Zu diesem Wasserfall sind wir dann gelaufen und er war wirklich ganz schön. Es war auch wieder schön, zu sehen, wie vor allem die Frauen mit dem Wasserfall im Hintergrund „schöne Fotos“ gemacht haben. Ganz in der Nähe des Wasserfalls war dann auch noch ein natürlicher Bogen im Fels, den wir uns selbstverständlich auch ansehen mussten. Man muss halt zeigen, was man hat.
Und weiter ging die Fahrt. Zum Leidwesen meines Hintermannes ließ sich meine Lehne nicht arretieren , sondern blieb in der hinteren Stellung, so dass er wenig Platz hatte. Er versuchte das irgendwie zu reparieren aber sagte dann irgendwann: kaputt! Scheiße kaputt!
Wir hielten dann auch an einem kleinen, künstlichen See, wo sich auch die Halle mit dem Mineralwasser befand. Es ist eine heiße Quelle, deren Wasser über verschiedenen lange Leitungen hierher transportiert wird, so dass an jeder Zapfstelle eine andere Temperatur herrscht. Die erste Leitung ist bei circa 30°und die letzte bei 75°. Im See gibt es eine schwimmende Insel, die ein Café beherbergt. Cool!
Der nette Typ, den ich schon von der letzten Tour her kannte, ist Spanier. Er kommt aus dem Norden von Spanien in der Nähe von Bilbao. Er reist genau andersherum: er war erst in Georgien und bereist jetzt dieses Land. Ein anderes Pärchen kommt aus Russland und ist wieder erwarten sehr sympathisch. Es ist eine verrückte Welt! Wir sind hier ziemlich hoch (2100m) und es ist einigermaßen kühl hier, vielleicht 16°.
Zum Schluss ging es dann auch noch nach Areni.
Areni ist ein Dorf auf 1000m Höhe und bekannt durch eine aus dem 14. Jahrhundert stammende Kirche. Dort ist auch eine Höhle, in der der älteste, jemals gefundene, vollständige Lederschuh gefunden wurde. Heute leben dort ca. 2000 Menschen.
Wir sind aber nicht wegen der Schuhe hier, sondern um Wein zu kosten. Es gibt hier eine größere Kellerei, die bekannt sind, ist für gute lokale Weine. Ich probiere 2-3 Sorten und tatsächlich ist ein mittelsüßer. leicht lieblicher Rotwein mein Favorit.

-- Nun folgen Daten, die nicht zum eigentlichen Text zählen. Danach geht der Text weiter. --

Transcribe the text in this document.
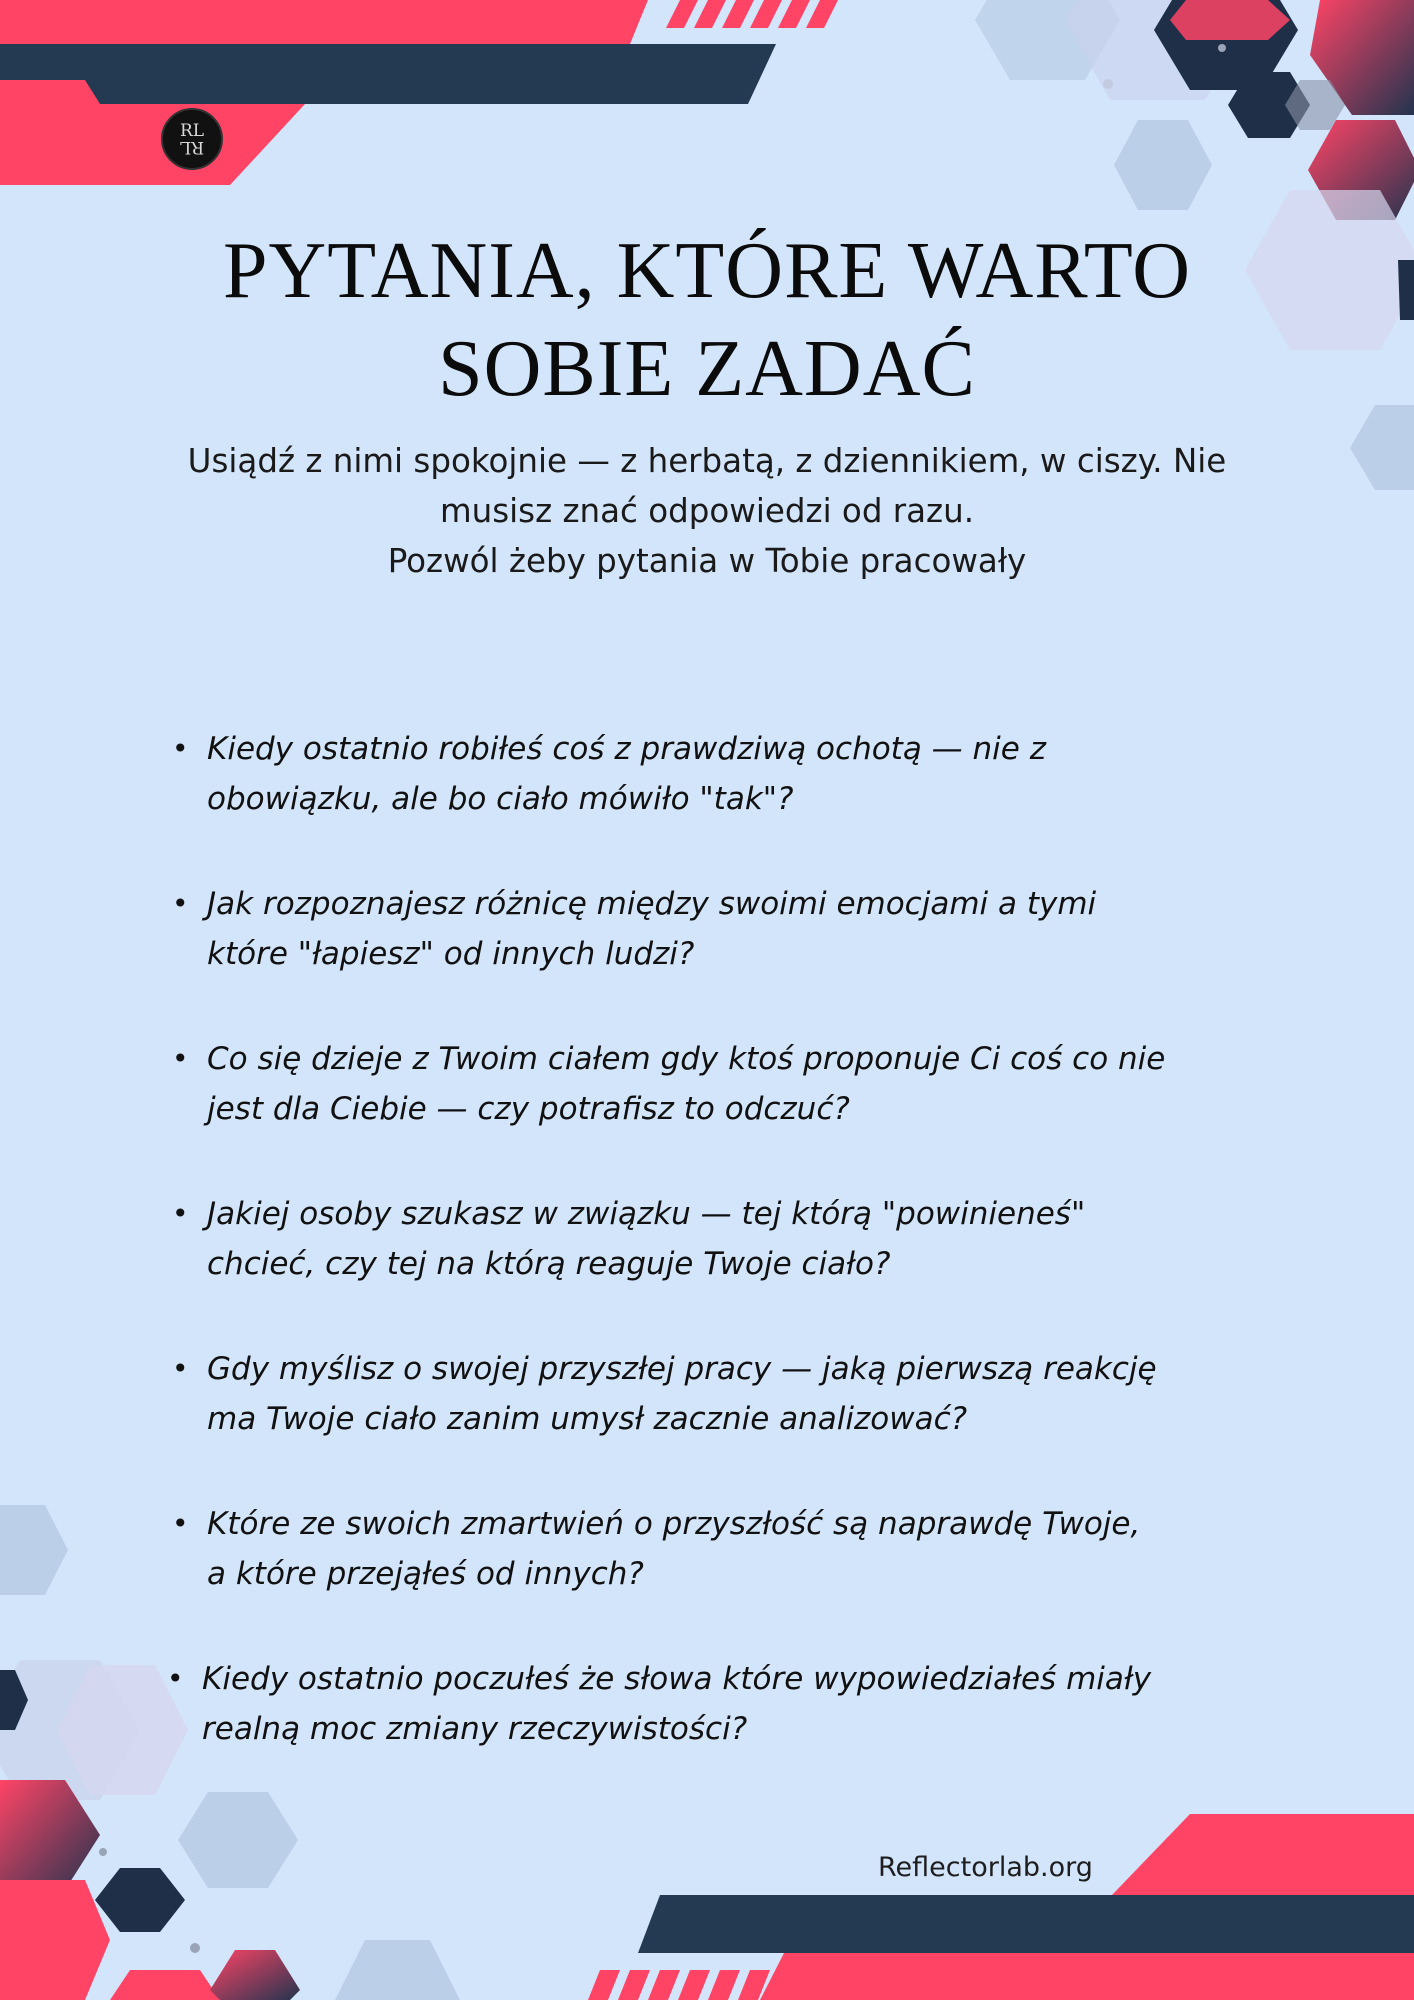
RL
RL
PYTANIA, KTÓRE WARTO
SOBIE ZADAĆ

Usiądź z nimi spokojnie — z herbatą, z dziennikiem, w ciszy. Nie
musisz znać odpowiedzi od razu.
Pozwól żeby pytania w Tobie pracowały

• Kiedy ostatnio robiłeś coś z prawdziwą ochotą — nie z
obowiązku, ale bo ciało mówiło "tak"?
• Jak rozpoznajesz różnicę między swoimi emocjami a tymi
które "łapiesz" od innych ludzi?
• Co się dzieje z Twoim ciałem gdy ktoś proponuje Ci coś co nie
jest dla Ciebie — czy potrafisz to odczuć?
• Jakiej osoby szukasz w związku — tej którą "powinieneś"
chcieć, czy tej na którą reaguje Twoje ciało?
• Gdy myślisz o swojej przyszłej pracy — jaką pierwszą reakcję
ma Twoje ciało zanim umysł zacznie analizować?
• Które ze swoich zmartwień o przyszłość są naprawdę Twoje,
a które przejąłeś od innych?
• Kiedy ostatnio poczułeś że słowa które wypowiedziałeś miały
realną moc zmiany rzeczywistości?
Reflectorlab.org
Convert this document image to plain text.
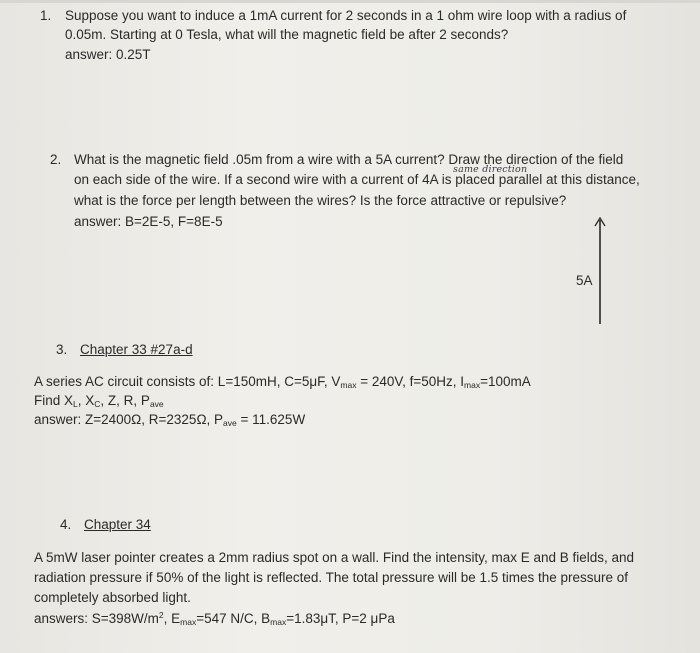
1. Suppose you want to induce a 1mA current for 2 seconds in a 1 ohm wire loop with a radius of
0.05m. Starting at 0 Tesla, what will the magnetic field be after 2 seconds?
answer: 0.25T
2. What is the magnetic field .05m from a wire with a 5A current? Draw the direction of the field
same direction
on each side of the wire. If a second wire with a current of 4A is placed parallel at this distance,
what is the force per length between the wires? Is the force attractive or repulsive?
answer: B=2E-5, F=8E-5
5A
3. Chapter 33 #27a-d
A series AC circuit consists of: L=150mH, C=5μF, $V_{max} = 240V$, f=50Hz, $I_{max}=100mA$
Find $X_L$, $X_C$, Z, R, $P_{ave}$
answer: Z=2400Ω, R=2325Ω, $P_{ave} = 11.625W$
4. Chapter 34
A 5mW laser pointer creates a 2mm radius spot on a wall. Find the intensity, max E and B fields, and
radiation pressure if 50% of the light is reflected. The total pressure will be 1.5 times the pressure of
completely absorbed light.
answers: $S=398W/m^2$, $E_{max}=547$ N/C, $B_{max}=1.83\mu T$, P=2 μPa
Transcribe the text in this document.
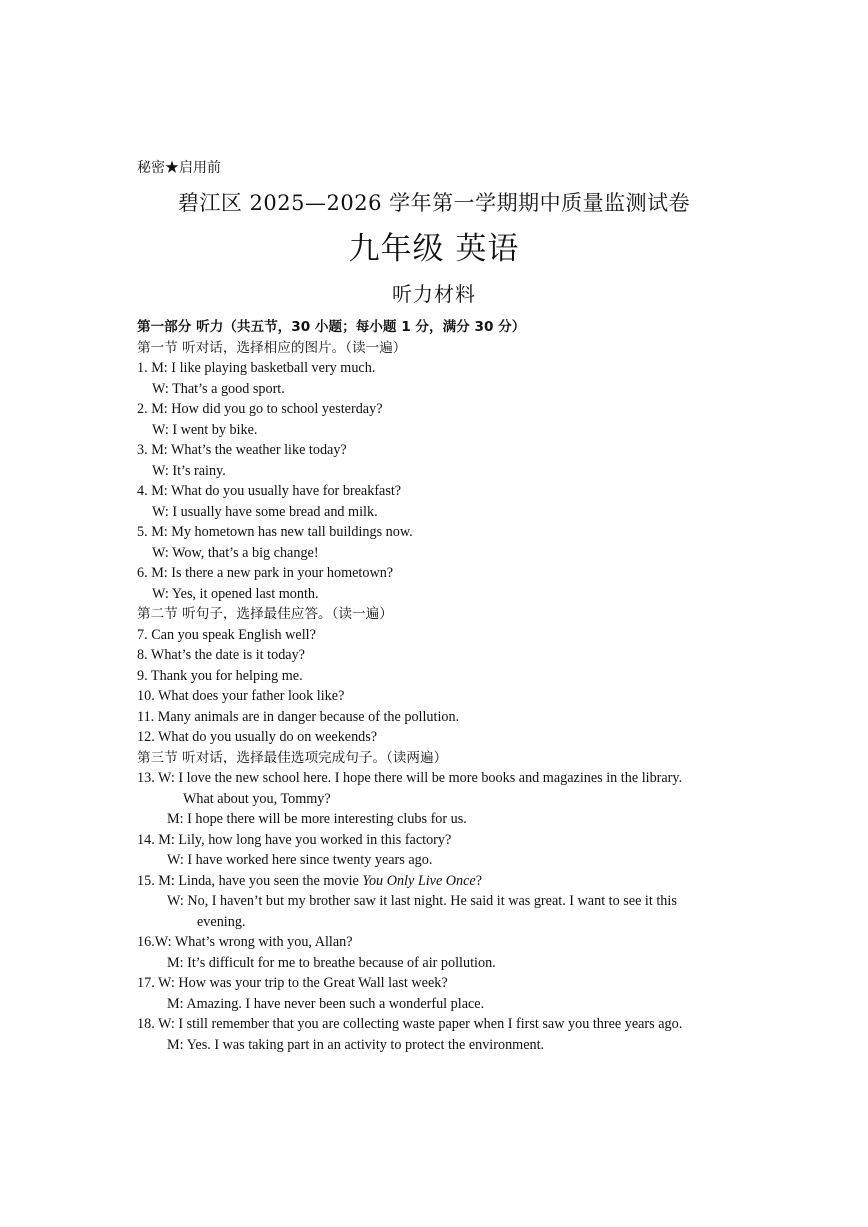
秘密★启用前
碧江区 2025—2026 学年第一学期期中质量监测试卷
九年级 英语
听力材料
第一部分 听力（共五节，30 小题；每小题 1 分，满分 30 分）
第一节 听对话，选择相应的图片。（读一遍）
1. M: I like playing basketball very much.
W: That’s a good sport.
2. M: How did you go to school yesterday?
W: I went by bike.
3. M: What’s the weather like today?
W: It’s rainy.
4. M: What do you usually have for breakfast?
W: I usually have some bread and milk.
5. M: My hometown has new tall buildings now.
W: Wow, that’s a big change!
6. M: Is there a new park in your hometown?
W: Yes, it opened last month.
第二节 听句子，选择最佳应答。（读一遍）
7. Can you speak English well?
8. What’s the date is it today?
9. Thank you for helping me.
10. What does your father look like?
11. Many animals are in danger because of the pollution.
12. What do you usually do on weekends?
第三节 听对话，选择最佳选项完成句子。（读两遍）
13. W: I love the new school here. I hope there will be more books and magazines in the library.
What about you, Tommy?
M: I hope there will be more interesting clubs for us.
14. M: Lily, how long have you worked in this factory?
W: I have worked here since twenty years ago.
15. M: Linda, have you seen the movie You Only Live Once?
W: No, I haven’t but my brother saw it last night. He said it was great. I want to see it this
evening.
16.W: What’s wrong with you, Allan?
M: It’s difficult for me to breathe because of air pollution.
17. W: How was your trip to the Great Wall last week?
M: Amazing. I have never been such a wonderful place.
18. W: I still remember that you are collecting waste paper when I first saw you three years ago.
M: Yes. I was taking part in an activity to protect the environment.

Aber jetzt habe ich auch keine Lust mehr. Es ist spät, und ich muss morgen wieder früh aufstehen, da mein Zug sehr früh geht. Es sind jetzt noch 2 Stunden bis Yerevan und ich weiß, dass der Feierabendverkehr so um 8:00 Uhr seinen Höhepunkt erreicht. Und so kam es auch.
Die letzten 5,5 km sollten laut Google Maps 28 Minuten dauern. Es war ein langer Tag und so bin ich direkt von der Stelle, wo man uns rausgelassen hat, in die Straße mit den Restaurants gegangen.
Oh Wunder: es war Freitag, und vor jedem Restaurant standen 5-8 Leute.
Ich bin dann in eines der Restaurants gegangen, wo ich am ersten Tag war, das war zwar auch voll aber auf der sehr zugigen Terrasse war noch etwas frei. Da habe ich gegessen und auch ein Bier getrunken und das war es für heute. Ein langer Tag. Aber auch ein schöner Tag. Die Klöster waren atemberaubend und die Gegend noch viel mehr. Auch war heute der Guide deutlich besser als die junge Frau vor zwei Tagen. Hat sich gelohnt!
Deine heutige Bilanz ist sehr interessant, und deine Reise ist immer voller Abenteuer.